Das FA trägt vor, vom 20. April 1953 bis 28. Juli 1956 habe B außerhalb der Nahzone von D gelegen. Darüber hätten beim Straßenverkehrsamt und beim FA keine Zweifel bestanden.
Das Finanzgericht (FG) hat nach Beweisaufnahme die Berufung als unbegründet zurückgewiesen. Es hat ausgeführt: Der Grundsatz von Treu und Glauben hindere die Geltendmachung der entstandenen Beförderungsteuer-Nachforderung nicht. Eine unrichtige Auskunft der Verkehrsbehörde sei unerheblich; denn die Steuerbehörden seien an die falsche oder ungenaue Bestimmung der Nahzone durch die zuständige Verkehrsbehörde genauso wenig gebunden wie an eine unrichtige Auskunft durch diese Behörde, die im übrigen ohne Beweisaufnahme zugunsten des Stpfl. als erteilt unterstellt wurde. Eine Zusicherung oder eine verbindliche Auskunft des Sachgebietsleiters des FA habe aber der Stpfl. bzw. sein Vater nicht erhalten. Dies halte die Kammer auf Grund des Ergebnisses der Beweisaufnahme für erwiesen.
Die gegen dieses Urteil eingelegte Rb. hat der Stpfl. nicht begründet.
Entscheidungsgründe
Die am 15. Januar 1963 eingelegte Rb. ist gemäß § 184 Abs. 1 und Abs. 2 Nrn. 1 und 2 in Verbindung mit § 286 AO a. F. und §§ 115 ff. FGO als Revision zu behandeln. Die Revision ist zulässig und begründet. Die Entscheidung des FG verstößt gegen das geltende Recht.
Das FG hat zu Recht festgestellt, daß wegen Überschreitens der Nahverkehrszone die Beförderungsleistungen von B nach D im Jahre 1955 bis zum 28. Juli 1956 gemäß § 11 Abs. 1 Nr. 2 b BefStG zu versteuern waren.
Die Geltendmachung der Steuerforderung verstößt nicht gegen Treu und Glauben. Auch wenn der Stpfl. auf Grund der vom FG unterstellten Auskunft der Verkehrsbehörde angenommen hat, daß die streitigen Beförderungen innerhalb der Nahzone erfolgt seien, kann hierauf nicht als rechtserheblich abgestellt werden; das FA ist an diese Auskunft nicht gebunden. Die Festsetzung der im § 2 Abs. 2 des Güterkraftverkehrsgesetzes (GüKG) gesetzlich definierten Nahzone durch die Verkehrsbehörde ist kein rechtsgestaltender Verwaltungsakt, an den die Steuerbehörden gebunden wären (vgl. insoweit u. a. Urteile des Bundesfinanzhofs –BFH– II 194/60 vom 17. Januar 1962, Höchstrichterliche Finanzrechtsprechung –HFR– 1963 S. 241 Nr. 236; II 144/61 vom 24. Juni 1964, HFR 1964 S. 369 Nr. 333).

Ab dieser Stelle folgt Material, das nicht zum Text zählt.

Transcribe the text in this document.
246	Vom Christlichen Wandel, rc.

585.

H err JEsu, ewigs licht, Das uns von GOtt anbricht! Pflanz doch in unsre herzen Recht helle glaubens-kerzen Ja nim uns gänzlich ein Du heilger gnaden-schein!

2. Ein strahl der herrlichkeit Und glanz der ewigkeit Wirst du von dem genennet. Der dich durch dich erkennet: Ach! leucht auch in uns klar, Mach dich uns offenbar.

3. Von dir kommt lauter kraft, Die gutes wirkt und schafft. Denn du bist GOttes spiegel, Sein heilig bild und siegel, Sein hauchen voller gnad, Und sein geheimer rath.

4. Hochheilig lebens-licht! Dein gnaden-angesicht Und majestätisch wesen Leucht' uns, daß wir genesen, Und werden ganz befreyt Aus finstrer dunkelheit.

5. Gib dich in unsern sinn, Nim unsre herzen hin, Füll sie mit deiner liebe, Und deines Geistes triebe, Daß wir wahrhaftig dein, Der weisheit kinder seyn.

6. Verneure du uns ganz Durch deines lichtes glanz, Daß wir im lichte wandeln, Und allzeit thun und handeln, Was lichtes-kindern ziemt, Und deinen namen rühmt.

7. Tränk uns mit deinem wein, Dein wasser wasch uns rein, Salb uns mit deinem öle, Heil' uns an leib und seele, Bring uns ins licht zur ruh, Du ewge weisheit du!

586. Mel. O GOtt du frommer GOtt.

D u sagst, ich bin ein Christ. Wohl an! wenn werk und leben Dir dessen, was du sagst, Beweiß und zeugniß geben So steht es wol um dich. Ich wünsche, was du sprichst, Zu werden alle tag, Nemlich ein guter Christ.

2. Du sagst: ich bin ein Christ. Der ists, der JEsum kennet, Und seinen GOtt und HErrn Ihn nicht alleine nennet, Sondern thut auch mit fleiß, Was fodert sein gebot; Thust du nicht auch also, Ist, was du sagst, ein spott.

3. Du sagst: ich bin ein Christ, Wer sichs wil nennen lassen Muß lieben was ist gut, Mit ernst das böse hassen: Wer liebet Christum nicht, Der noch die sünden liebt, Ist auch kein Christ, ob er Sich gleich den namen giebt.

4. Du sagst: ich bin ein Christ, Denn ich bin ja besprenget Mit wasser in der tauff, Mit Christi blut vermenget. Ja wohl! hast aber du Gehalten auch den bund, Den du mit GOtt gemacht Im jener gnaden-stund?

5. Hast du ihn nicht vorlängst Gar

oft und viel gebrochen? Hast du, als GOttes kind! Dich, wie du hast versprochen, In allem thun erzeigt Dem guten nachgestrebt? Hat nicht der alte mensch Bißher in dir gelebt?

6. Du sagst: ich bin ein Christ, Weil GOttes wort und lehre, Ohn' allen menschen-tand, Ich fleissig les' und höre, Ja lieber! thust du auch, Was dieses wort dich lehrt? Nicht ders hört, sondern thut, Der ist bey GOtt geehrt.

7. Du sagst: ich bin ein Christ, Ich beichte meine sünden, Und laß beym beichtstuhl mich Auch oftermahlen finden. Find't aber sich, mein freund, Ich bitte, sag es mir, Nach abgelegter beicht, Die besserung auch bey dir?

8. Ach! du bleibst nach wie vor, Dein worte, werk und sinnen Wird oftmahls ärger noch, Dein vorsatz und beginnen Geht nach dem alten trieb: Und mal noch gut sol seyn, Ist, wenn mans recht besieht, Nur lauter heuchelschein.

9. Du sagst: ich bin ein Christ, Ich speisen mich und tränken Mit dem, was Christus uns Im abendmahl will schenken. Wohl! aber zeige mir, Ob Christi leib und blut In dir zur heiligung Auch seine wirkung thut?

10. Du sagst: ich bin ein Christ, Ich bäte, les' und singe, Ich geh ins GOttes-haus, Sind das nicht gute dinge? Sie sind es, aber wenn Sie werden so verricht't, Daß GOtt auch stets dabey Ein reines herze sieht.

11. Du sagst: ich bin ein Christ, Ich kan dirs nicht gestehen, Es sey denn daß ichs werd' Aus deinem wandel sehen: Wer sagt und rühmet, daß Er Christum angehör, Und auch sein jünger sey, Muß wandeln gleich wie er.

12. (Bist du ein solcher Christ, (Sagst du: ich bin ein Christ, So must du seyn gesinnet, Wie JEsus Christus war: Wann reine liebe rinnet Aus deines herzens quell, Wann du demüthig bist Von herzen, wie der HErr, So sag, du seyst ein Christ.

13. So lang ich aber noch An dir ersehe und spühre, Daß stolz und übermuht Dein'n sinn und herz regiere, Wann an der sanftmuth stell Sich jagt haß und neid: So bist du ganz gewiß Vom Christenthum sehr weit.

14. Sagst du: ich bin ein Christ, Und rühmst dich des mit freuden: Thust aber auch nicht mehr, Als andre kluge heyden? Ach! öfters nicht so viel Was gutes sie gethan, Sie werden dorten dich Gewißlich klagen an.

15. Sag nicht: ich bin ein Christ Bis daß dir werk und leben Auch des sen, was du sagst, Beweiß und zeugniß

Eine verbindliche Auskunft des Sachgebietsleiters der Beförderungsteuerstelle, die in der Absicht abgegeben worden wäre, das FA für die Zukunft zu binden, ist, wie das FG auf Grund der Beweisaufnahme ohne Rechtsirrtum festgestellt hat, nicht erteilt worden.
Die angefochtene Entscheidung muß jedoch aufgehoben und an die Vorinstanz zurückverwiesen werden, weil die tkm gemäß § 11 Abs. 1 Nr. 2 b BefStG auf der Grundlage der Eisenbahntarifentfernung zwischen B und dem als Entladestelle angenommenen Bahnhof berechnet worden sind. Nach dem Urteil des BFH II 141/60 S vom 11. November 1964 (BFH 81, 171; BStBl III 1965, 62) ist von der tatsächlich durchfahrenen Straßenstrecke auszugehen. Die Steuer wird dementsprechend festzusetzen sein.